Les lunettes d’ordinateur qui prétendent protéger vos yeux des écrans se vendent follement, mais elles ne vous font probablement pas beaucoup de bien

  • Les gens sont de plus en plus préoccupés par le fait que la lumière vive, en particulier la « lumière bleue » des écrans d’ordinateur, pourrait causer des dommages, ce qui en fait un problème de santé publique potentiellement dangereux.
  • Les fabricants de lunettes et de protecteurs d’écran ont commencé à vendre des produits qui, selon eux, peuvent protéger les gens contre de tels dommages.
  • Nous savons que, la nuit, la lumière bleue peut interférer avec le sommeil, causant une foule d’effets négatifs. Mais les preuves que la quantité de lumière bleue émanant des écrans lumineux auxquels nous sommes exposés pendant la journée est nuisible n’existent pas vraiment.
  • Beaucoup d’experts pensent que ces produits sont inutiles et pourraient faire plus de mal que de bien. Mais il y a encore beaucoup de choses que nous ignorons.

Beaucoup d’entre nous passons nos journées à regarder des écrans lumineux.

La lumière peut causer des dommages dans certaines conditions, et certaines études indiquent que la partie la plus nocive du spectre visible est la lumière bleue, que les appareils électroniques émettent pour rester visibles dans des conditions lumineuses.

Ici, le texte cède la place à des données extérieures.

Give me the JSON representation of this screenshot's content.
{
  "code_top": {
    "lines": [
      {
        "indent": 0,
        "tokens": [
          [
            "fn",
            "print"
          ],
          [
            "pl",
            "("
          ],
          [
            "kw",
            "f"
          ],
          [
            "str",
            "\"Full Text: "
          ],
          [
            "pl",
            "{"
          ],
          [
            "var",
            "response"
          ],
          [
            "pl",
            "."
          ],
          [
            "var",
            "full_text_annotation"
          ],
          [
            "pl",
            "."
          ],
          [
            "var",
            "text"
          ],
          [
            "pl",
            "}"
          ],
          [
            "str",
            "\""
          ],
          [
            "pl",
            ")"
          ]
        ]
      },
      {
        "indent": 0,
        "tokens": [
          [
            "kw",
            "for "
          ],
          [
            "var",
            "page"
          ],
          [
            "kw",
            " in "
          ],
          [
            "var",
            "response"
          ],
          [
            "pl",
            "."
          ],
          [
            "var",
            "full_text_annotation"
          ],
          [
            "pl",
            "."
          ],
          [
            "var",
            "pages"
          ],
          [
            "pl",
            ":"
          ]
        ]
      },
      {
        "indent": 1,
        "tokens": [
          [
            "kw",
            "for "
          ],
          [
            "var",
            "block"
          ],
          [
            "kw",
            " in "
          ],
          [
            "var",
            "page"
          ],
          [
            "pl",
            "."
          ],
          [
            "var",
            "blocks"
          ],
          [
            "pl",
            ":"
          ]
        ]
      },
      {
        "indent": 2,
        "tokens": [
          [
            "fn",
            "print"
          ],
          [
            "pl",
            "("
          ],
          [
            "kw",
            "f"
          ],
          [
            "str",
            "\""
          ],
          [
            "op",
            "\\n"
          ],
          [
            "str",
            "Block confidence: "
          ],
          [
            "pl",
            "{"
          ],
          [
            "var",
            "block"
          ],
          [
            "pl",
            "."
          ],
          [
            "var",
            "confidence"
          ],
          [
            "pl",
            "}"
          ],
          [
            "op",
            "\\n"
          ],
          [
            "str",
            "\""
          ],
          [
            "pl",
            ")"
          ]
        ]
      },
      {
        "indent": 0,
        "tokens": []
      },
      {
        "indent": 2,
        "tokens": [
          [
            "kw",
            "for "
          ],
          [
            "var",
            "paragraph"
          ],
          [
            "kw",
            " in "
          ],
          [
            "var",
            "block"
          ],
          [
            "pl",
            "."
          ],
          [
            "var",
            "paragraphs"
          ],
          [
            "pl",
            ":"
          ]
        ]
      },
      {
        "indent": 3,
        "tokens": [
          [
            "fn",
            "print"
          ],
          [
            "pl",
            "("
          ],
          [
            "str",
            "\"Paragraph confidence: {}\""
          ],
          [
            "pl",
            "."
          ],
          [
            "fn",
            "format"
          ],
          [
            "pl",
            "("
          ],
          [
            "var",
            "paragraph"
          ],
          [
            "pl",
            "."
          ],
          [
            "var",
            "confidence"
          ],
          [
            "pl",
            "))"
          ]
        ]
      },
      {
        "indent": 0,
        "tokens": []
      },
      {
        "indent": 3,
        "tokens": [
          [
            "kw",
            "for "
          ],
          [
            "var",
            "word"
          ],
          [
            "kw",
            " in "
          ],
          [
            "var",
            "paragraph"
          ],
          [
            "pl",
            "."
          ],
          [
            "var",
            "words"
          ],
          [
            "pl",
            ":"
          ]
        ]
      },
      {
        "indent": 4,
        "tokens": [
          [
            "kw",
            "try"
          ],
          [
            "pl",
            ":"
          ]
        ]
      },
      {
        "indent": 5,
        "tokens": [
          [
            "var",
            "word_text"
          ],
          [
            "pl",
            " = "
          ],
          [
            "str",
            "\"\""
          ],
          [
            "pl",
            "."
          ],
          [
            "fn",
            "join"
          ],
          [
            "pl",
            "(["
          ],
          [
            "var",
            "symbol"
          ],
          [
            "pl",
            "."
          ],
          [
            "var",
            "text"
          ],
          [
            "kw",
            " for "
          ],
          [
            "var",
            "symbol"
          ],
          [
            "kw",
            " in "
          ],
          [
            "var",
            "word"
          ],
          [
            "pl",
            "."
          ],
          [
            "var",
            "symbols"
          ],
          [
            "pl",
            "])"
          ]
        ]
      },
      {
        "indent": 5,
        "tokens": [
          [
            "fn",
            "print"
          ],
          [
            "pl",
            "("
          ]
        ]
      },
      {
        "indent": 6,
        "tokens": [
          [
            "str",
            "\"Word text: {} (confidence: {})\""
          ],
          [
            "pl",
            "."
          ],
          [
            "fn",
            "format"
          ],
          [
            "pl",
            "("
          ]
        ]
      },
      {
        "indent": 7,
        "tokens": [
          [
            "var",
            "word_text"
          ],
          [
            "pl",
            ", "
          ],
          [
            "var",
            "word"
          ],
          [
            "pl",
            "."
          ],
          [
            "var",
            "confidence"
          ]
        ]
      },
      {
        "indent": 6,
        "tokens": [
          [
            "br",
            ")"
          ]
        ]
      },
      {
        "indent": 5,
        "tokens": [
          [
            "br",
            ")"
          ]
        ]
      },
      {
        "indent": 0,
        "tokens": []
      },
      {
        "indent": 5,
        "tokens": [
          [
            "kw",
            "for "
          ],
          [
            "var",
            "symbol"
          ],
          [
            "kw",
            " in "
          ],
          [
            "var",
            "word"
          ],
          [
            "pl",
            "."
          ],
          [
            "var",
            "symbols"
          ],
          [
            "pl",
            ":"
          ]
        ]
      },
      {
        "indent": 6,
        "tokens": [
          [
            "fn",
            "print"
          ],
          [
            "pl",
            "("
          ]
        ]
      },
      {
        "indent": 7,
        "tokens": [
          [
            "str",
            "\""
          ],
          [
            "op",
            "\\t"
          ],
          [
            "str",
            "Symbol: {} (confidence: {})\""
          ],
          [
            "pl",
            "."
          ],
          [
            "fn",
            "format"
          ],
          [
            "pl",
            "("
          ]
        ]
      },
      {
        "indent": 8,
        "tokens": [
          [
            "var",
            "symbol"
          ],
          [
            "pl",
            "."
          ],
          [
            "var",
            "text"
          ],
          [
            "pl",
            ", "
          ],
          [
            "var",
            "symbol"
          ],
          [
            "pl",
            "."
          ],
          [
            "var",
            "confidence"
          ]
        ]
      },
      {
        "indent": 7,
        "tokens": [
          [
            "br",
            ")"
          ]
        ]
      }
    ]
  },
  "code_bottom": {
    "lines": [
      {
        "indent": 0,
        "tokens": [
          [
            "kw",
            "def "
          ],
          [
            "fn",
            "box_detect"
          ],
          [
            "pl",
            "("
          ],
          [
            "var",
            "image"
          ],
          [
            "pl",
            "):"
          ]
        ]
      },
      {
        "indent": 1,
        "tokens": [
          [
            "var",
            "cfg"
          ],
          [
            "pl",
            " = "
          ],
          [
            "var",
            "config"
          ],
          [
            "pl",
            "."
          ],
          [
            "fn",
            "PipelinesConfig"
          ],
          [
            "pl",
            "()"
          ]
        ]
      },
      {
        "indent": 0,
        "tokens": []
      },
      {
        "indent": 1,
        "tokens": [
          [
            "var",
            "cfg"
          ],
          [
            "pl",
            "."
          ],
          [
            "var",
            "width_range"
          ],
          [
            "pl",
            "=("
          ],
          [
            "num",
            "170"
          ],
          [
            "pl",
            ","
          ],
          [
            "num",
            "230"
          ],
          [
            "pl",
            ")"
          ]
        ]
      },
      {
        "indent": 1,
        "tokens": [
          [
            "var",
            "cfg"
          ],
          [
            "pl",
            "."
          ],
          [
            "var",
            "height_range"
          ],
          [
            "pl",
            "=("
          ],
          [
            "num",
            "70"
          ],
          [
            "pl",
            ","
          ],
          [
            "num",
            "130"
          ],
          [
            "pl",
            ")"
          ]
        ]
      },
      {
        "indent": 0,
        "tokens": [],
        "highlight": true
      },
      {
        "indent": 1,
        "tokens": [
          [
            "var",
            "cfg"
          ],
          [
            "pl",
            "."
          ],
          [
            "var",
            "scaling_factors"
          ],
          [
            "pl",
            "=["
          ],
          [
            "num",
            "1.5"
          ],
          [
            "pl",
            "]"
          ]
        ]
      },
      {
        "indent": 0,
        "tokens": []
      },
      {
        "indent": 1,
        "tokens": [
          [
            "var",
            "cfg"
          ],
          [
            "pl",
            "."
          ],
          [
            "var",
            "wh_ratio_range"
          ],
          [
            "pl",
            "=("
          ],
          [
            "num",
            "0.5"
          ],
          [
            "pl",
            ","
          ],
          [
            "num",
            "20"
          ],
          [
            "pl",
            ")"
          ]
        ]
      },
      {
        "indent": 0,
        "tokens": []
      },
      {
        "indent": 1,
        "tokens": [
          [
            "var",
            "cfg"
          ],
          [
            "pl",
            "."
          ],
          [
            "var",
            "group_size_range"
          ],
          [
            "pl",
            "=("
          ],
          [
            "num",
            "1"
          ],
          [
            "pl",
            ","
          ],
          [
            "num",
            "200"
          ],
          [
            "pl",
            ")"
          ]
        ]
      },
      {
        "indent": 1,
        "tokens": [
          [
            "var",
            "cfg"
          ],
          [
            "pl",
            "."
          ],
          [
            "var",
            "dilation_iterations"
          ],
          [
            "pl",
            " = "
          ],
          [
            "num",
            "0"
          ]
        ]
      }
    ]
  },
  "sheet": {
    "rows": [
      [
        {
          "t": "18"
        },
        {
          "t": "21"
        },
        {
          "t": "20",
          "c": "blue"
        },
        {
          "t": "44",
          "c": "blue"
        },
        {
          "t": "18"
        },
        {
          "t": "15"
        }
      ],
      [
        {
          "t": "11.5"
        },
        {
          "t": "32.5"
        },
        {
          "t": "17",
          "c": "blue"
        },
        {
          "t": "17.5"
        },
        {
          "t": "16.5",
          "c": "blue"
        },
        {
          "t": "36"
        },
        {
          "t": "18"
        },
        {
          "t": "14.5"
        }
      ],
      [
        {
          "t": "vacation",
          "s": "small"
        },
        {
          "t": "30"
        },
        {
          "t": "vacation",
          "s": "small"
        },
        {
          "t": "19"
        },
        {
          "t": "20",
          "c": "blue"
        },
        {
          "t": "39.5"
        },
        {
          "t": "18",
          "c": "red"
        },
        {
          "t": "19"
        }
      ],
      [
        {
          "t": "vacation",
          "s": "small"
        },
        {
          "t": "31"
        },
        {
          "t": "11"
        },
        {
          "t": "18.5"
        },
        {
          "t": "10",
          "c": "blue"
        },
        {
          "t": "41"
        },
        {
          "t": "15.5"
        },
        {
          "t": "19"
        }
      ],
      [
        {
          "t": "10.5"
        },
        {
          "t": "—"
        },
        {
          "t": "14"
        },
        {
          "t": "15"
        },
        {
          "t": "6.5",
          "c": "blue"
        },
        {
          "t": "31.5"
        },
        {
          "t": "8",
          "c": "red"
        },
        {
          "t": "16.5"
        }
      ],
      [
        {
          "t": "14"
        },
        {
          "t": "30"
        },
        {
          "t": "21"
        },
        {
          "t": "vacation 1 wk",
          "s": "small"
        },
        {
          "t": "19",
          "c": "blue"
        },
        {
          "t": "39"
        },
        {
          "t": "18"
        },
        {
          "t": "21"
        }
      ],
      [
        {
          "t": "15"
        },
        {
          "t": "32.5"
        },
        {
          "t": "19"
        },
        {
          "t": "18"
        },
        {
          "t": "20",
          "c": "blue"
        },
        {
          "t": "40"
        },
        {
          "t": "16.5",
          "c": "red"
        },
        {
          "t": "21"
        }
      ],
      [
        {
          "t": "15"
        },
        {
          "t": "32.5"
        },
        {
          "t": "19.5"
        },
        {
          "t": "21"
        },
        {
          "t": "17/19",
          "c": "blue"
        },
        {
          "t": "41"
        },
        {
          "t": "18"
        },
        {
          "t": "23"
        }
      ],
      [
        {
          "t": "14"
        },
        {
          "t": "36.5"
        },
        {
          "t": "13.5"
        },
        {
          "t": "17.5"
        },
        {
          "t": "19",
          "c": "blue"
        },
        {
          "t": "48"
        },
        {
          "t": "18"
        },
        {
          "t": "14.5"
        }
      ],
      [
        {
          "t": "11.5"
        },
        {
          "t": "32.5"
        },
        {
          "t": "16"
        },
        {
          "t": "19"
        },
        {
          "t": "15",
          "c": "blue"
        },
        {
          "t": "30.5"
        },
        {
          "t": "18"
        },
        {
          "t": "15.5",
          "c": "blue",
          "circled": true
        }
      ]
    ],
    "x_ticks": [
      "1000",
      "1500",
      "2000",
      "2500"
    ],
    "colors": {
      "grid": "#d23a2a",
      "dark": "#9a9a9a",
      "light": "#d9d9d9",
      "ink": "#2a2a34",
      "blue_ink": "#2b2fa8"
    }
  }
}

C’est pourquoi les fabricants de lunettes et de protecteurs d’écran ont commencé à commercialiser et à vendre des dispositifs conçus pour protéger la vision en bloquant la lumière bleue. Mais un examen plus attentif des données révèle que ces dispositifs, aussi attrayants soient-ils, n’offrent peut-être pas la solution qu’ils sont censés offrir.

Vendre pour protéger

Au cours des dernières années, l’intérêt pour les verres bloquant la lumière bleue s’est accru. Les entreprises de lunettes qui vendent depuis longtemps des lunettes destinées aux utilisateurs d’ordinateurs, comme Gunnar Optiks, ont mis de l’information sur le blocage de la lumière bleue à la une de leurs sites Web; de nouvelles entreprises de lunettes comme Felix Gray, entre autres, ont vu le jour pour répondre à la demande apparente; le New York Times a écrit sur la question à savoir si les bloqueurs de la lumière bleue pouvaient aider certaines personnes tandis que Consumer Reports a mis les lentilles à l’épreuve.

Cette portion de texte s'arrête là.